MacKinnon endorses Fyke Report; calls for funding & partnerships
Supports Academic Health Sciences Centre
U of S President Peter MacKinnon took a strong message of support for the Fyke Report on Saskatchewan health care when he appeared before televised hearings in the Legislative Assembly in Regina June 27.
MacKinnon used his half-hour before the legislative committee to say, "Mr. Fyke strongly emphasizes the need for a provincial health research strategy and he further recommends that Saskatoon be designated as Academic Health Sciences Centre. The University of Saskatchewan fully endorses both recommendations and would like to see the Province work toward their implementation as quickly as possible."
MacKinnon told legislators "We have months, not years, to address (these issues)."
And, he said, its crucial for the provinces future to save the College of Medicine and foster a closer partnership between it and Saskatoon District Health.

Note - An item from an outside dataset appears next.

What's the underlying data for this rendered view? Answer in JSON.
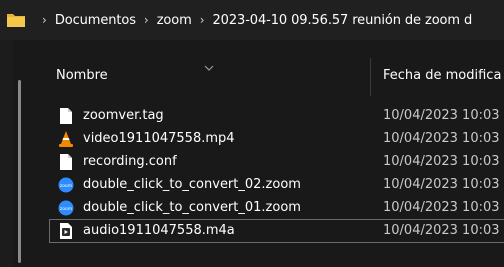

The College is key because it trains health care professionals who provide service delivery, it attracts and retains specialists who are often drawn to an academic centre, and it conducts the research that leads to advances in health care.
MacKinnon said the province will need to make investments in three main areas:
- Human Resources providing enough faculty to carry out the clinical service, the teaching, and the research that is called for.
- Research to turn around the current decline of the College of Medicine in the competition for national research funding. This means a strong provincial component of health research funding, and MacKinnon endorsed Fykes call for one to two per cent of health funding, or about $20 million per year, to go to research.
- Infrastructure to building a major new "integrated health sciences facility" at the U of S, that would bring classrooms and labs up to standard and would lead to efficiencies by putting all the health science disciplines together under one roof.
MacKinnon also endorsed Fykes call for "a constructive partnership" between the College of Medicine, Saskatoon District Health, and the U of S.
He said in such a partnership, "educational requirements must not compromise equitable and reliable service delivery; and the service environment must be hospitable to first-class educational and research opportunities."